I just watched a girl at work pick her nose with 4 of her 5 fingers. So I now know what sausage biscuits taste like in vomit form.
On this egg donor form, it asks "In the past 5 years, have you had sex for drugs or money?" It only gives a yes or no option and no place to explain myself. What do I do?
i'm at the point now where i want him to say anything. even an apology for his boomerang-shaped penis would be nicer than no comment.
he passed out at 11 at a party. he deserved to be stripped down an duct taped to the floor
What's a nice way of saying "You fell asleep, and I got bored, so I made out with your brother"?

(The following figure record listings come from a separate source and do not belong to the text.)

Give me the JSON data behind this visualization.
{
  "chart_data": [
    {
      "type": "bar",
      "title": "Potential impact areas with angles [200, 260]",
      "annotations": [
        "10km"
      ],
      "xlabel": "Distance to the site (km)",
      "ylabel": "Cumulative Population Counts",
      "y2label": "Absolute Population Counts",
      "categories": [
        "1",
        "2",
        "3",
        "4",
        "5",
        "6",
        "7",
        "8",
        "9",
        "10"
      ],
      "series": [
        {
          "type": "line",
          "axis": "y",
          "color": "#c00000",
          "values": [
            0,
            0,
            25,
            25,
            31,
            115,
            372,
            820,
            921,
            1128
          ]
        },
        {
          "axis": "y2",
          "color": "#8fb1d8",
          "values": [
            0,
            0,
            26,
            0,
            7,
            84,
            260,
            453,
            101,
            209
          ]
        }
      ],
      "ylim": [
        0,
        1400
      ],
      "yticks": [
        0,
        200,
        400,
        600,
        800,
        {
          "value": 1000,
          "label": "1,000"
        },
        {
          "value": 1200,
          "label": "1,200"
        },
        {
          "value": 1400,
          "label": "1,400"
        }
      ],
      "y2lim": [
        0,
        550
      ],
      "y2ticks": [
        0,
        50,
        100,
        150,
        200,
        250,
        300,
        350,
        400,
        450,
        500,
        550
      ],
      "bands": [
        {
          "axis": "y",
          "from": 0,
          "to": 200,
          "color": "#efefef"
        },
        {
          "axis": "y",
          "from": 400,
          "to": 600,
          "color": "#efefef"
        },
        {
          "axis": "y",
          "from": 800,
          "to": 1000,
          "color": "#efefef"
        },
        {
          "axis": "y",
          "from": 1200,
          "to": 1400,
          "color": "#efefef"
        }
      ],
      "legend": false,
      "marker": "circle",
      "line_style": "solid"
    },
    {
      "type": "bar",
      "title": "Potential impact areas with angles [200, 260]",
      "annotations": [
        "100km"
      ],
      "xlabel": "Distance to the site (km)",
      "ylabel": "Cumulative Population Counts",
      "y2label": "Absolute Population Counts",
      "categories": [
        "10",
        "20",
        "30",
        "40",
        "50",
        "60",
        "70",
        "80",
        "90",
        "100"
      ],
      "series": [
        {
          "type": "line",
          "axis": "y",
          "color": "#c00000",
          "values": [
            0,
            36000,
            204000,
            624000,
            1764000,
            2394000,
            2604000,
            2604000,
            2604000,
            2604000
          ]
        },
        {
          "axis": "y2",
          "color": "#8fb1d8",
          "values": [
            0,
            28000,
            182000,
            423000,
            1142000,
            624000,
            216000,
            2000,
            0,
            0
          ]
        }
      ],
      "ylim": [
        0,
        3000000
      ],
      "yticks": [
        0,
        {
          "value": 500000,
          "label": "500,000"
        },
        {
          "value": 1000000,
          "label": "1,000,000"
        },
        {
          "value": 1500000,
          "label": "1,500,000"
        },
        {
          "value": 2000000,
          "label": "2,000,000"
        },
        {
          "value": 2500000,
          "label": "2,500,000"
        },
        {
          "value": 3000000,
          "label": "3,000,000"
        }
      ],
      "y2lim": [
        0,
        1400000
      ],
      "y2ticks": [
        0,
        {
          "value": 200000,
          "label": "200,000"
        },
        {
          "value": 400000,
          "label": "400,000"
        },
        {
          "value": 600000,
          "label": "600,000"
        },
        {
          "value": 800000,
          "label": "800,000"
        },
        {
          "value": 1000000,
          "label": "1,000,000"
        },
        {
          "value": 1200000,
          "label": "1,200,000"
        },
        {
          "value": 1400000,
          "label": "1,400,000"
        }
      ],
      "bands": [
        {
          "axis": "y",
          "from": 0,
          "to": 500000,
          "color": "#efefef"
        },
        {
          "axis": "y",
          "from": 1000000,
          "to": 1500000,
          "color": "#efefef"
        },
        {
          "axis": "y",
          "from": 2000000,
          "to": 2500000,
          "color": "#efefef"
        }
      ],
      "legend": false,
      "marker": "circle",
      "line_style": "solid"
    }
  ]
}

The stripper just invited me to take shots with him out at his car after he gets off stage.. I mean why not? I've already seen everything he's got and it'll be easy to get him naked.
She keeps asking if I've seen him... For the last time YES... IN MY BED LAST FRIDAY NIGHT AND THEN AGAIN SATURDAY MORNING
Will it be a clothes optional week when I get there? I have an amazing outfit of tattoos and toenail polish planned.
Hypothetically - think of it as Schrodinger's blow-job.
my life is like one bad, slutty lifetime movie.
I wrote him a note at the end of the final. I'm hoping I can flirt my way in to an A or B
I want you to remember that you started masturbating in front of a car full of people. That drunk.
Cmon. I wasn't that bad.
You stumbled ass first into the litter box, and everytime we tried to get you to move you said " if I fits. I sits."
He wanted to take me to breakfast in the morning. He told me he respects me after I said no. I told him to respect me at a distance.
I've got two reasons for you to come over later and one of them is pierced.